English writer and nun (1823–1894)

Augusta Theodosia Drane, OP (28 December 1823 – 29 April 1894) was an English Catholic nun, poet and theologian.
==Life==
Born at Bromley, now Bromley-by-Bow, then in Middlesex, now in London, she was the youngest daughter of Thomas Drane, an East Indian mercantile executive, and brought up in the Anglican faith. She was taught initially at home and then for two years at a Kensington school. Her father's extensive library encouraged her reading and studying habits. The family moved to Babbacombe, Devon, when she was 14.

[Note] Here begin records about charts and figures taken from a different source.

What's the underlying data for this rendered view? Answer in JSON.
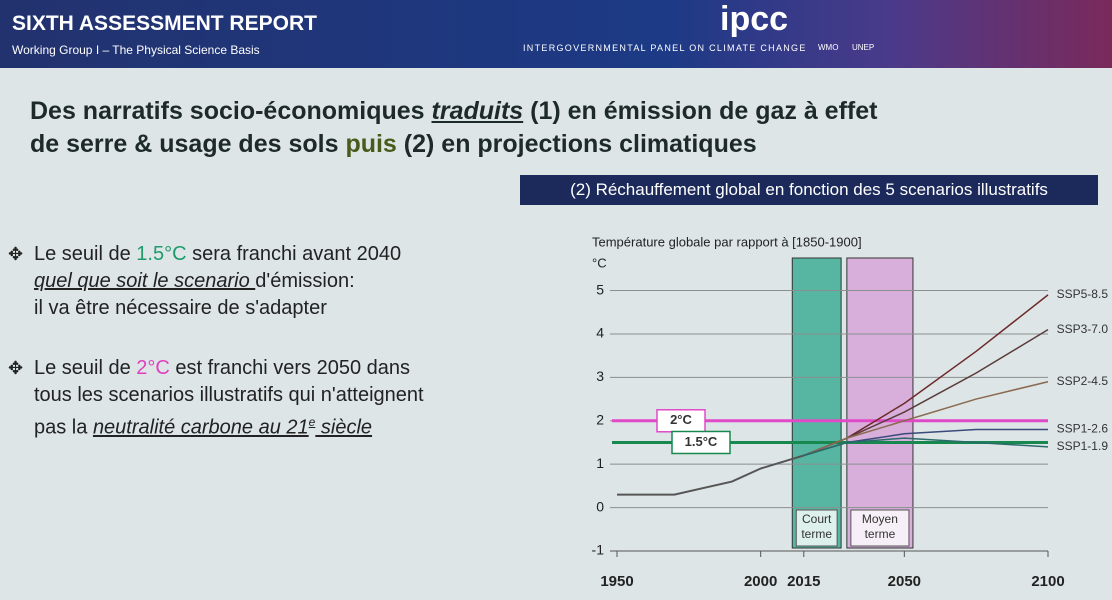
{
  "header": {
    "title": "SIXTH ASSESSMENT REPORT",
    "subtitle": "Working Group I – The Physical Science Basis",
    "logo": "ipcc",
    "organization": "INTERGOVERNMENTAL PANEL ON CLIMATE CHANGE",
    "partners": [
      "WMO",
      "UNEP"
    ]
  },
  "title": {
    "lines": [
      [
        "Des narratifs socio-économiques ",
        "traduits",
        " (1) en émission de gaz à effet"
      ],
      [
        "de serre & usage des sols ",
        "puis",
        " (2) en projections climatiques"
      ]
    ]
  },
  "banner": "(2) Réchauffement global en fonction des 5 scenarios illustratifs",
  "bullets": [
    {
      "lines": [
        [
          "Le seuil de ",
          "1.5°C",
          " sera franchi avant 2040"
        ],
        [
          "quel que soit le scenario ",
          "d'émission:"
        ],
        [
          "il va être nécessaire de s'adapter"
        ]
      ]
    },
    {
      "lines": [
        [
          "Le seuil de ",
          "2°C",
          " est franchi vers 2050 dans"
        ],
        [
          "tous les scenarios illustratifs qui n'atteignent"
        ],
        [
          "pas la ",
          "neutralité carbone au 21",
          "e",
          " siècle"
        ]
      ]
    }
  ],
  "chart_data": {
    "type": "line",
    "title": "Température globale par rapport à [1850-1900]",
    "y_label": "°C",
    "x": [
      1950,
      1960,
      1970,
      1980,
      1990,
      2000,
      2010,
      2015,
      2030,
      2050,
      2075,
      2100
    ],
    "xlim": [
      1950,
      2100
    ],
    "xticks": [
      1950,
      2000,
      2015,
      2050,
      2100
    ],
    "ylim": [
      -1,
      5.75
    ],
    "yticks": [
      -1,
      0,
      1,
      2,
      3,
      4,
      5
    ],
    "grid": true,
    "series": [
      {
        "color": "#555555",
        "values": [
          0.3,
          0.3,
          0.3,
          0.45,
          0.6,
          0.9,
          1.1,
          1.2,
          null,
          null,
          null,
          null
        ]
      },
      {
        "name": "SSP5-8.5",
        "color": "#6e2a2a",
        "values": [
          null,
          null,
          null,
          null,
          null,
          null,
          null,
          1.2,
          1.6,
          2.4,
          3.6,
          4.9
        ]
      },
      {
        "name": "SSP3-7.0",
        "color": "#5a3c3c",
        "values": [
          null,
          null,
          null,
          null,
          null,
          null,
          null,
          1.2,
          1.6,
          2.2,
          3.1,
          4.1
        ]
      },
      {
        "name": "SSP2-4.5",
        "color": "#8a6a50",
        "values": [
          null,
          null,
          null,
          null,
          null,
          null,
          null,
          1.2,
          1.6,
          2.0,
          2.5,
          2.9
        ]
      },
      {
        "name": "SSP1-2.6",
        "color": "#3a4a7a",
        "values": [
          null,
          null,
          null,
          null,
          null,
          null,
          null,
          1.2,
          1.5,
          1.7,
          1.8,
          1.8
        ]
      },
      {
        "name": "SSP1-1.9",
        "color": "#2a6a6a",
        "values": [
          null,
          null,
          null,
          null,
          null,
          null,
          null,
          1.2,
          1.5,
          1.6,
          1.5,
          1.4
        ]
      }
    ],
    "thresholds": [
      {
        "value": 2,
        "label": "2°C",
        "color": "#e04ac8"
      },
      {
        "value": 1.5,
        "label": "1.5°C",
        "color": "#17894e"
      }
    ],
    "periods": [
      {
        "range": [
          2011,
          2028
        ],
        "label": [
          "Court",
          "terme"
        ],
        "color": "#3fae95"
      },
      {
        "range": [
          2030,
          2053
        ],
        "label": [
          "Moyen",
          "terme"
        ],
        "color": "#d7a6d8"
      }
    ]
  }
}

Drane was influenced by Tractarian teachings and joined the Catholic Church in Tiverton around 1850. In 1852, after a six-month stay in Rome, she joined the third order of St Dominic, to which she belonged for over forty years. She was prioress of the convent in Stone, Staffordshire, where she died aged 70.

==Works==
Drane wrote, and published anonymously, an essay questioning the morality of Tractarianism, which was attributed to John Henry Newman. Her major works in prose and verse are: The History of Saint Dominic (1857; enlarged edition, 1891); The Life of St Catherine of Siena (1880; 2nd ed., 1899); Christian Schools and Scholars (1867); The Knights of St John (1858); Songs in the Night and Other Poems (1876); and the Three Chancellors (1859), a sketch of the lives of William of Wykeham, William of Waynflete and Sir Thomas More.

A complete list of her writings appears in Memoir of Mother Francis Raphael, O.SD., Augusta Theodosia Drane, edited by B. Wilberforce, O.P. (London, 1895).